I created a conda package that build successfully, and that I can install with conda. I am using versioneer to automatically generate the version number of my builds. My project is in a git repository with multiple branches.
My problem is that when I want to install the package, conda will install the last built version (no matter the branch), whereas I would like that it installs by default the last version of the branch Master. My workaround is to manually specify the version number of the version I want.
Is there a way to generate a version number with versioneer that will make conda install in priority the last built version of the branch master?
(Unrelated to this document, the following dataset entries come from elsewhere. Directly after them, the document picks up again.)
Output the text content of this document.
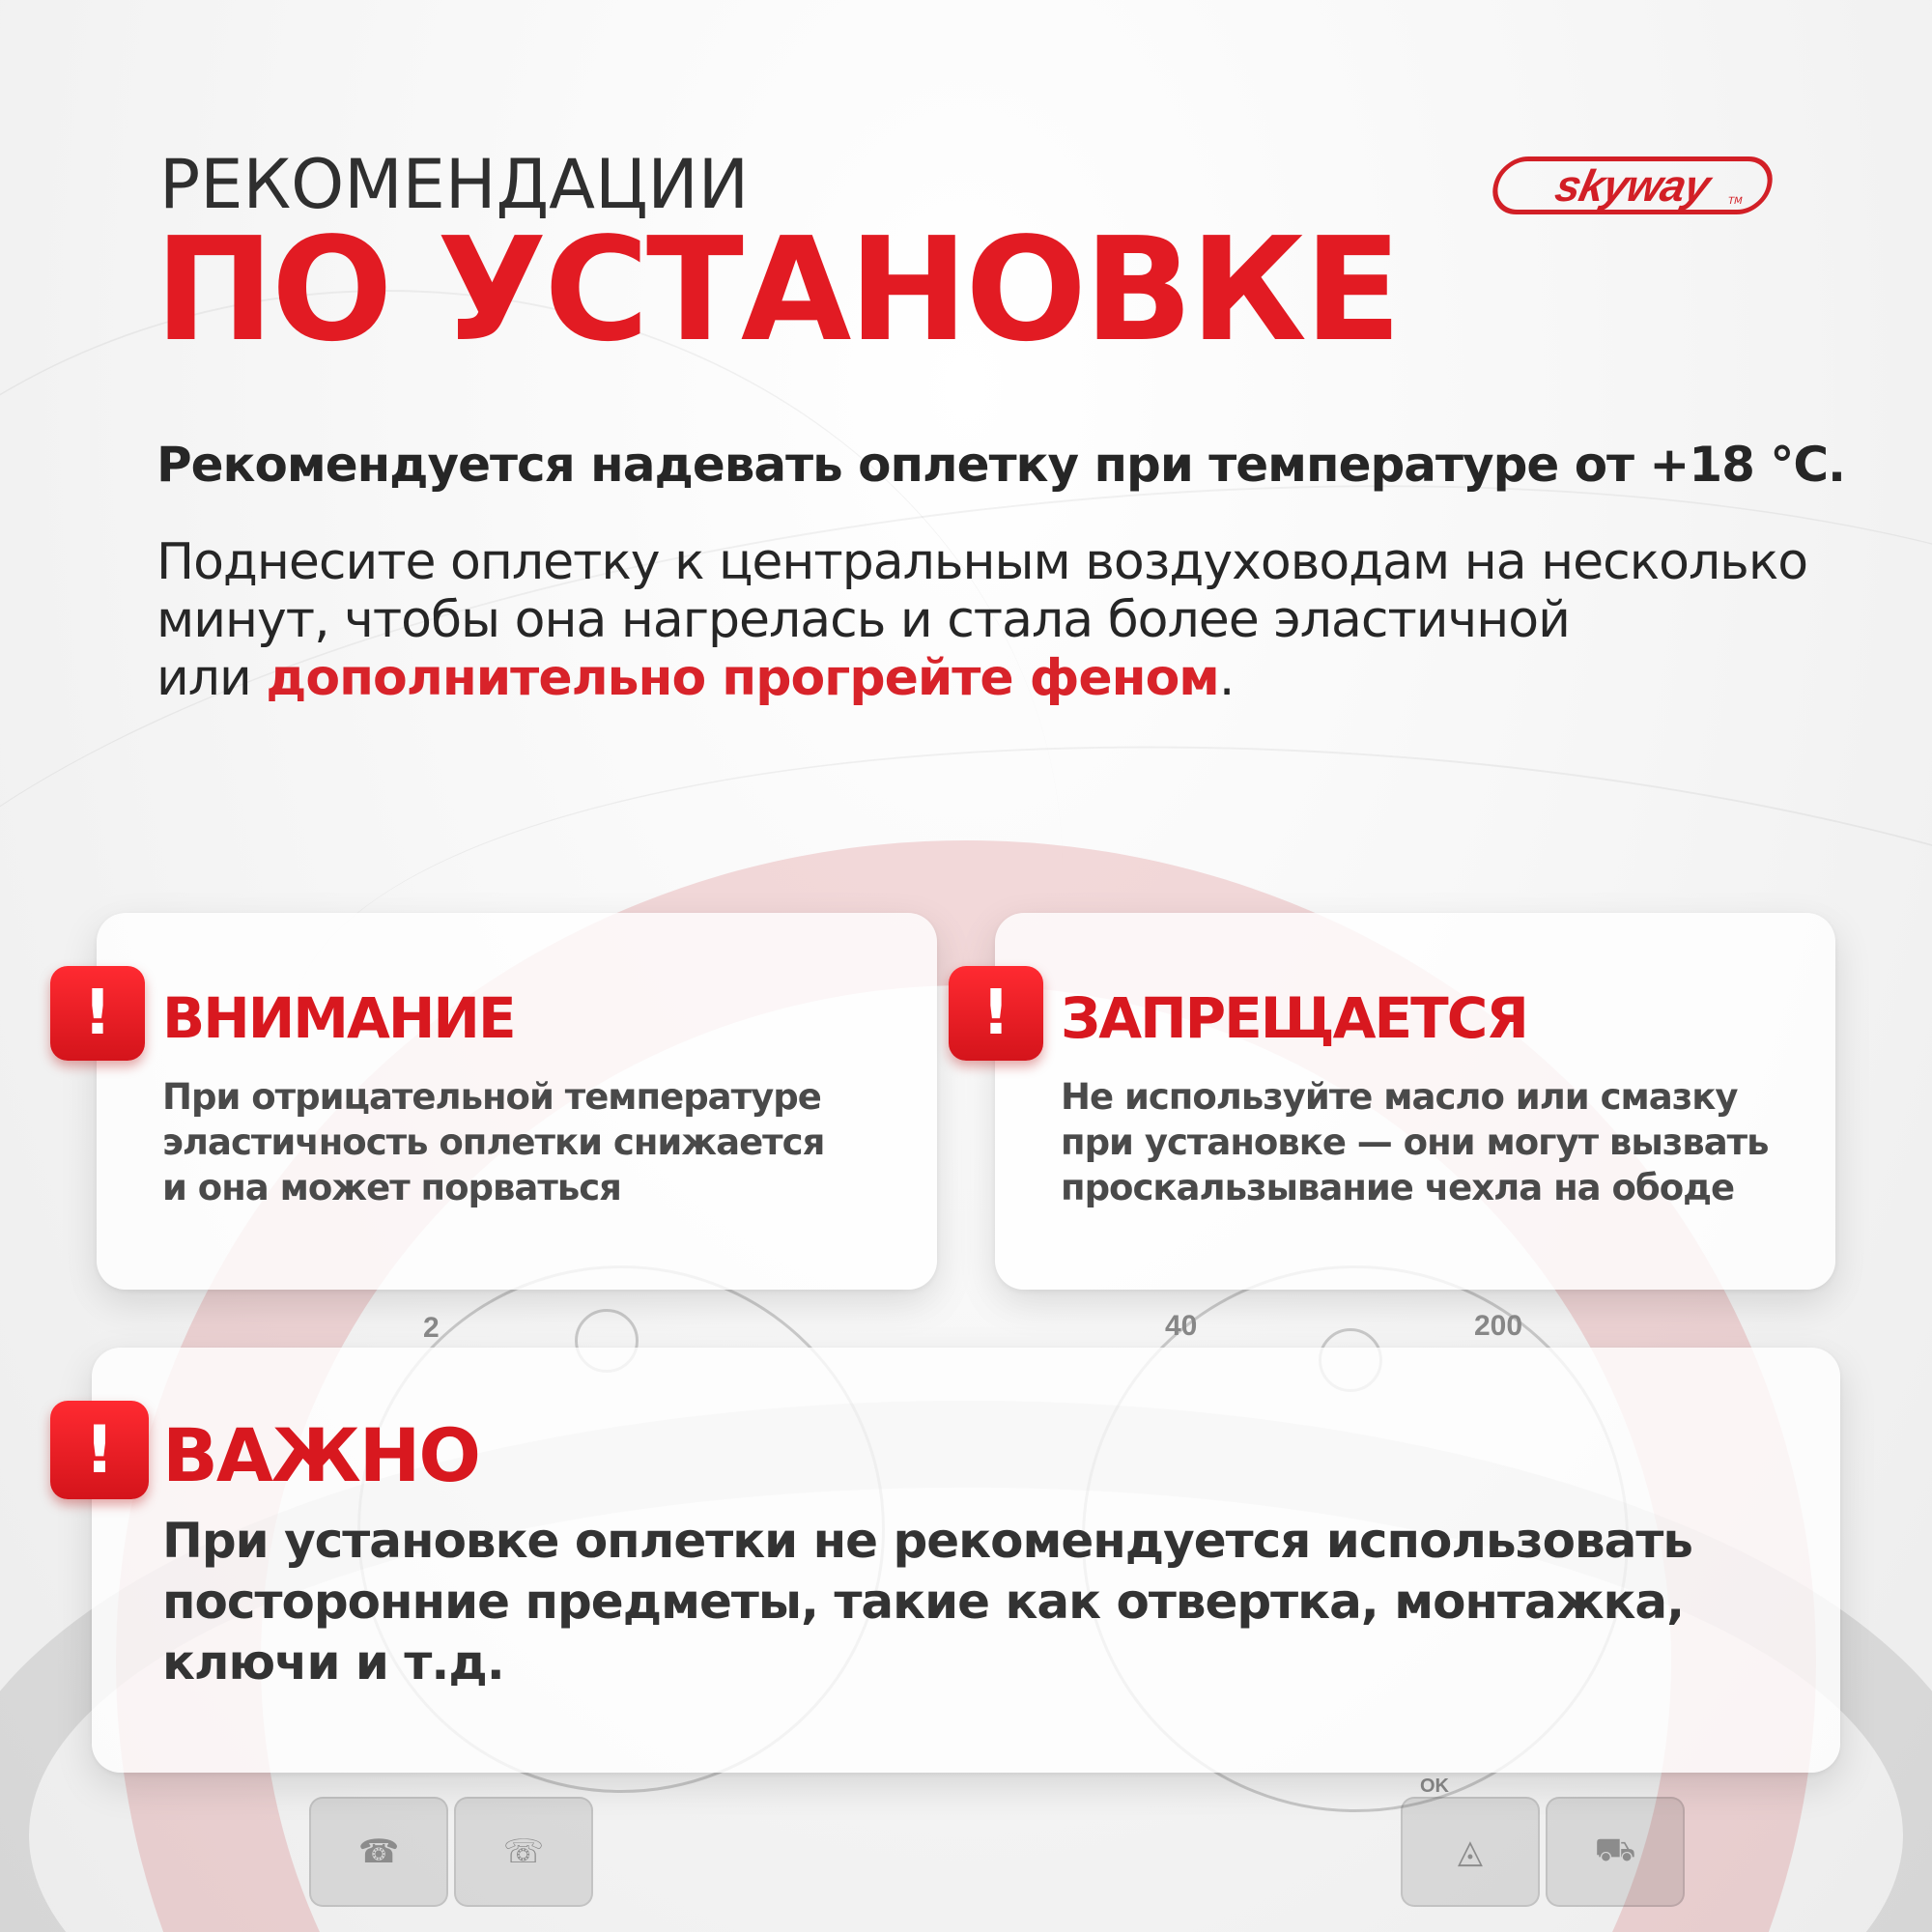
2	40	200
☎	☏	◬	⛟
OK
РЕКОМЕНДАЦИИ
ПО УСТАНОВКЕ
skyway $_{TM}$
Рекомендуется надевать оплетку при температуре от +18 °C.
Поднесите оплетку к центральным воздуховодам на несколько
минут, чтобы она нагрелась и стала более эластичной
или дополнительно прогрейте феном.
! ВНИМАНИЕ
При отрицательной температуре
эластичность оплетки снижается
и она может порваться
! ЗАПРЕЩАЕТСЯ
Не используйте масло или смазку
при установке — они могут вызвать
проскальзывание чехла на ободе
! ВАЖНО
При установке оплетки не рекомендуется использовать
посторонние предметы, такие как отвертка, монтажка,
ключи и т.д.
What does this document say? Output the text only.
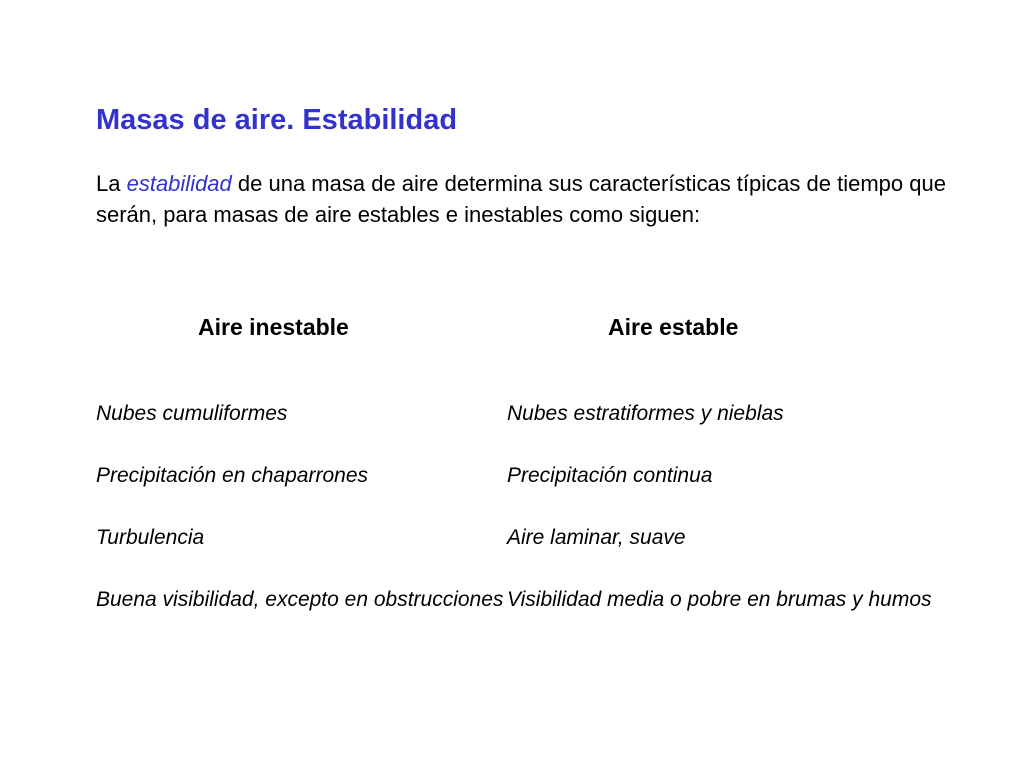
Masas de aire. Estabilidad
La estabilidad de una masa de aire determina sus características típicas de tiempo que serán, para masas de aire estables e inestables como siguen:
Aire inestable	Aire estable
Nubes cumuliformes
Precipitación en chaparrones
Turbulencia
Buena visibilidad, excepto en obstrucciones
Nubes estratiformes y nieblas
Precipitación continua
Aire laminar, suave
Visibilidad media o pobre en brumas y humos
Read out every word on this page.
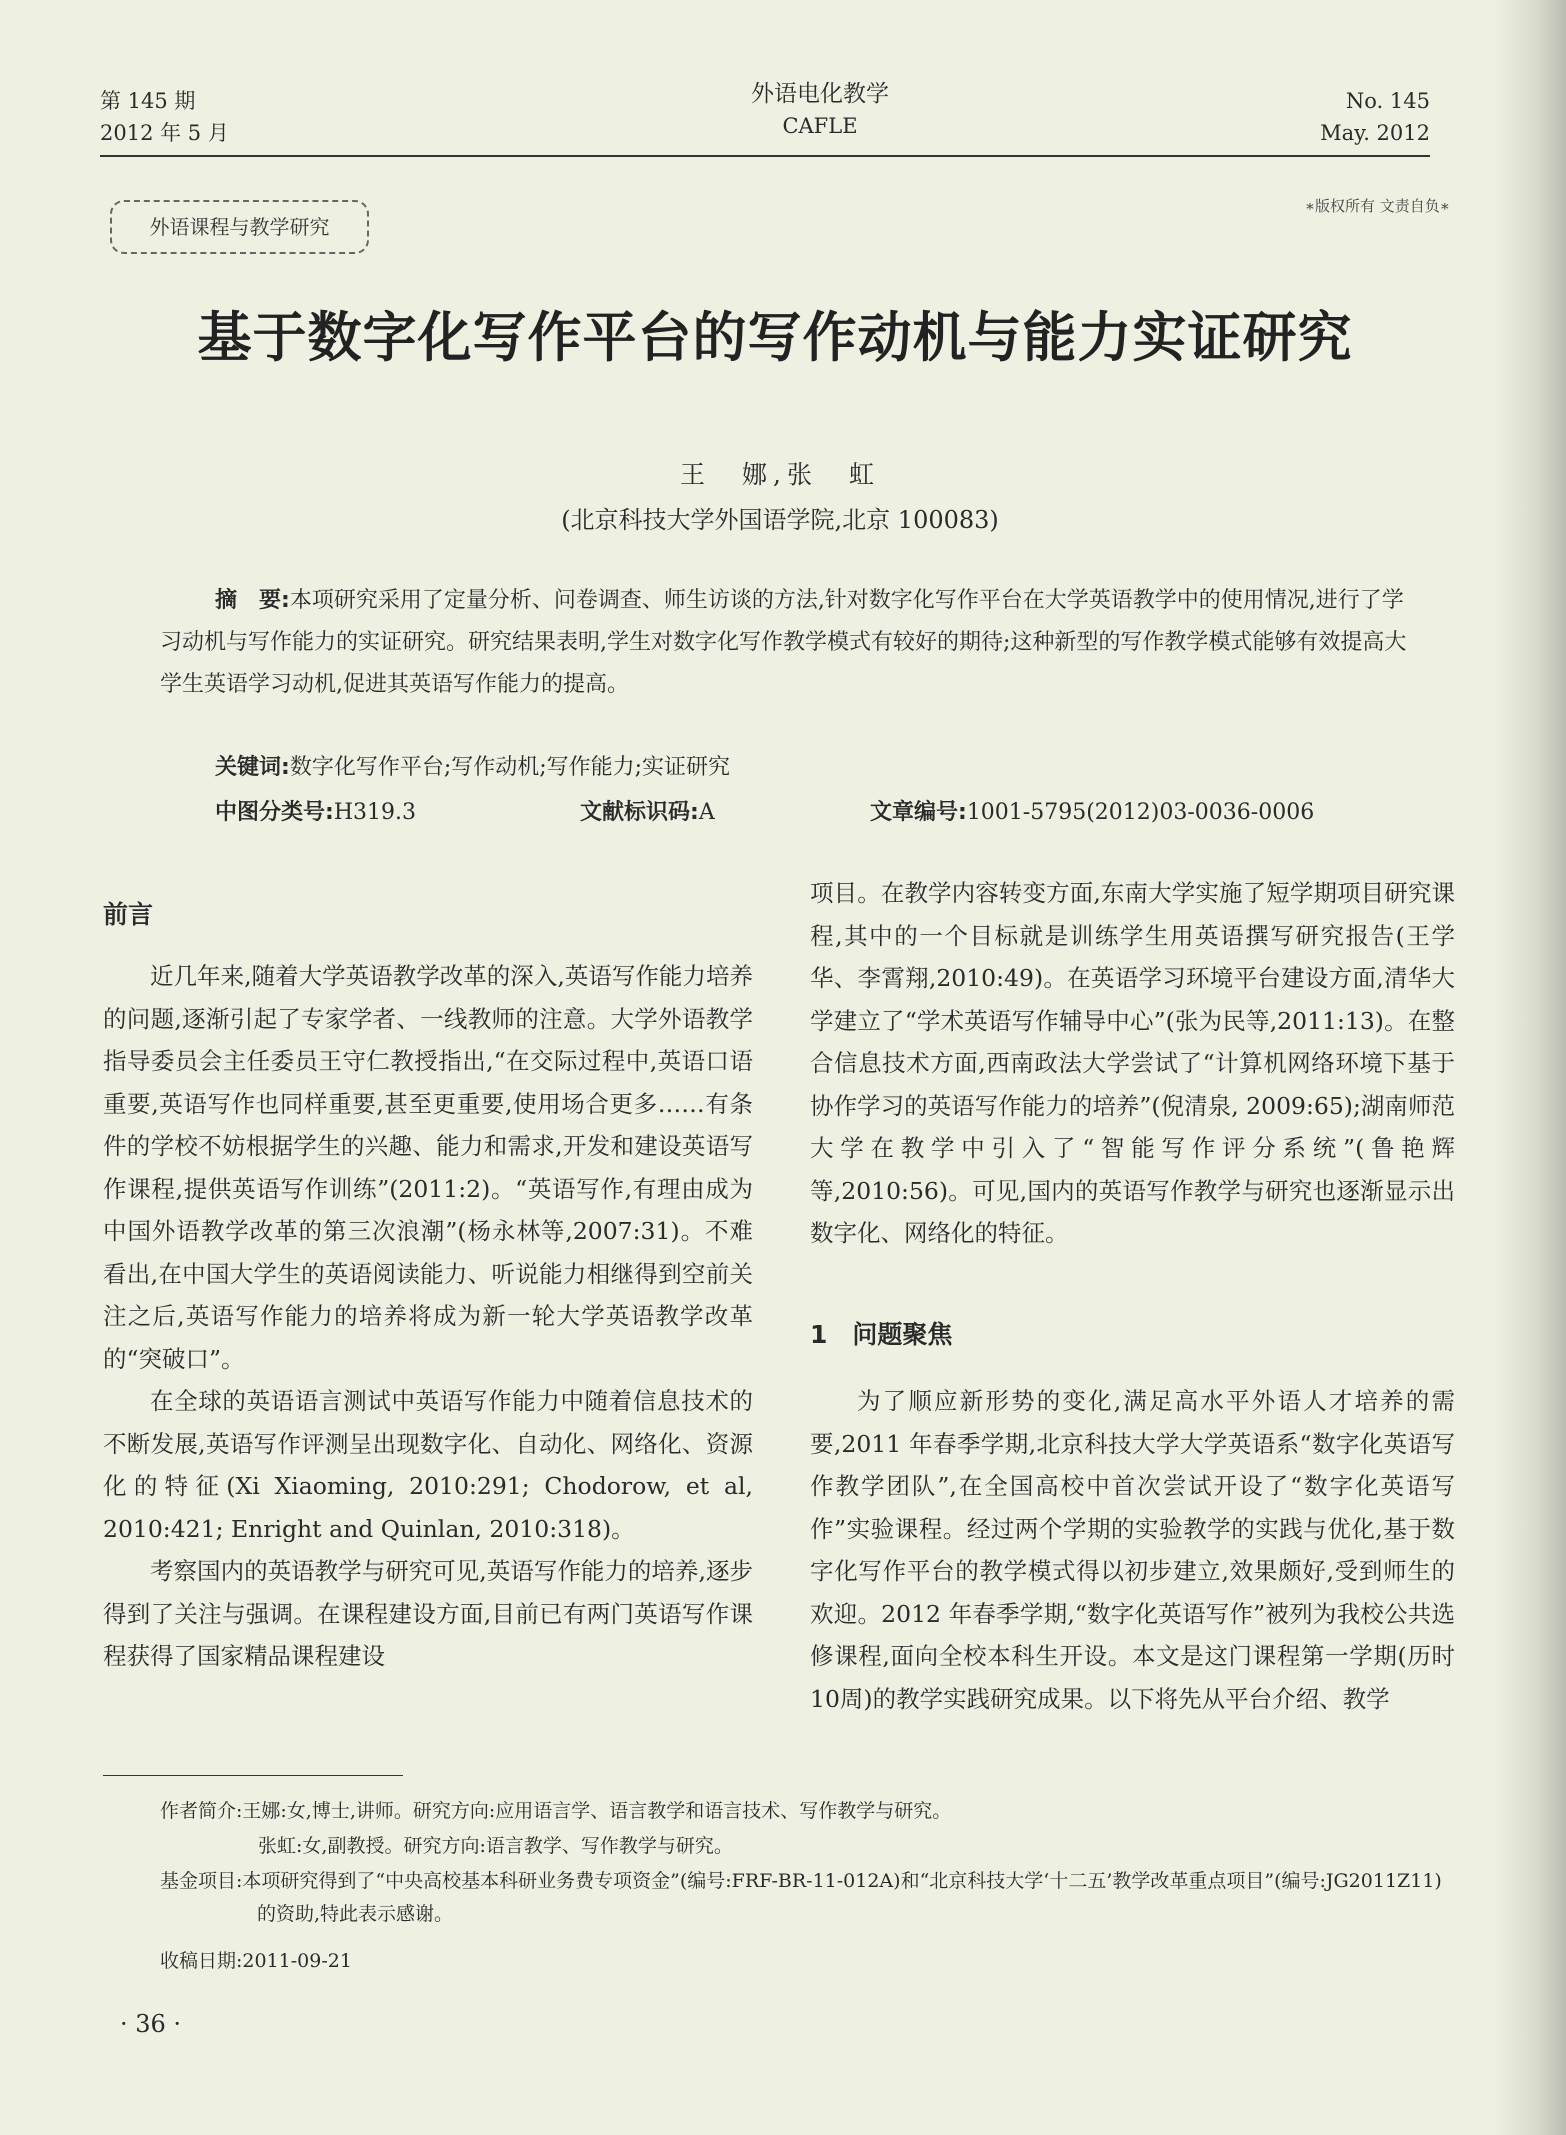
第 145 期
2012 年 5 月
外语电化教学
CAFLE
No. 145
May. 2012
∗版权所有 文责自负∗
外语课程与教学研究
基于数字化写作平台的写作动机与能力实证研究
王　娜,张　虹
(北京科技大学外国语学院,北京 100083)
摘　要:本项研究采用了定量分析、问卷调查、师生访谈的方法,针对数字化写作平台在大学英语教学中的使用情况,进行了学习动机与写作能力的实证研究。研究结果表明,学生对数字化写作教学模式有较好的期待;这种新型的写作教学模式能够有效提高大学生英语学习动机,促进其英语写作能力的提高。
关键词:数字化写作平台;写作动机;写作能力;实证研究
中图分类号:H319.3	文献标识码:A	文章编号:1001-5795(2012)03-0036-0006
前言

近几年来,随着大学英语教学改革的深入,英语写作能力培养的问题,逐渐引起了专家学者、一线教师的注意。大学外语教学指导委员会主任委员王守仁教授指出,“在交际过程中,英语口语重要,英语写作也同样重要,甚至更重要,使用场合更多……有条件的学校不妨根据学生的兴趣、能力和需求,开发和建设英语写作课程,提供英语写作训练”(2011:2)。“英语写作,有理由成为中国外语教学改革的第三次浪潮”(杨永林等,2007:31)。不难看出,在中国大学生的英语阅读能力、听说能力相继得到空前关注之后,英语写作能力的培养将成为新一轮大学英语教学改革的“突破口”。

在全球的英语语言测试中英语写作能力中随着信息技术的不断发展,英语写作评测呈出现数字化、自动化、网络化、资源化的特征(Xi Xiaoming, 2010:291; Chodorow, et al, 2010:421; Enright and Quinlan, 2010:318)。

考察国内的英语教学与研究可见,英语写作能力的培养,逐步得到了关注与强调。在课程建设方面,目前已有两门英语写作课程获得了国家精品课程建设

项目。在教学内容转变方面,东南大学实施了短学期项目研究课程,其中的一个目标就是训练学生用英语撰写研究报告(王学华、李霄翔,2010:49)。在英语学习环境平台建设方面,清华大学建立了“学术英语写作辅导中心”(张为民等,2011:13)。在整合信息技术方面,西南政法大学尝试了“计算机网络环境下基于协作学习的英语写作能力的培养”(倪清泉, 2009:65);湖南师范大学在教学中引入了“智能写作评分系统”(鲁艳辉等,2010:56)。可见,国内的英语写作教学与研究也逐渐显示出数字化、网络化的特征。

1　问题聚焦

为了顺应新形势的变化,满足高水平外语人才培养的需要,2011 年春季学期,北京科技大学大学英语系“数字化英语写作教学团队”,在全国高校中首次尝试开设了“数字化英语写作”实验课程。经过两个学期的实验教学的实践与优化,基于数字化写作平台的教学模式得以初步建立,效果颇好,受到师生的欢迎。2012 年春季学期,“数字化英语写作”被列为我校公共选修课程,面向全校本科生开设。本文是这门课程第一学期(历时10周)的教学实践研究成果。以下将先从平台介绍、教学

作者简介:王娜:女,博士,讲师。研究方向:应用语言学、语言教学和语言技术、写作教学与研究。
张虹:女,副教授。研究方向:语言教学、写作教学与研究。
基金项目:本项研究得到了“中央高校基本科研业务费专项资金”(编号:FRF-BR-11-012A)和“北京科技大学‘十二五’教学改革重点项目”(编号:JG2011Z11)的资助,特此表示感谢。
收稿日期:2011-09-21
· 36 ·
Alternatively, is there a way to specify conda the branch to get the latest build?
Thanks
Rather than varying the version, I'd suggest looking into encoding the branch info into either the build string or the label/subdirectory. To me, these seem more semantically consistent with the situation.
For the former, this could either be done explicitly by defining a build string that includes some jinja-templated variable coordinated with the Git branch, or automatically through variants defined in the conda_build_config.yaml
. If you get this working, then installing a build from branch foo
would go something like:
conda install my_package=*=*foo
I don't know a simple example of this, but the Conda Forge blas-feedstock
uses a conda_build_config.yaml
to define the set of blas_impl
options, which is then used to define build strings on the various outputs in meta.yaml
.
For the latter, I only know about Anaconda Cloud hosting (which you may not be using). In that case, one adds a label (subdir) with:
anaconda upload -l foo my_package.tar.gz
If you went this route, then installing a build from a branch foo
would go something like:
conda install channel/foo::my_package
where "channel
" is the channel to which you upload.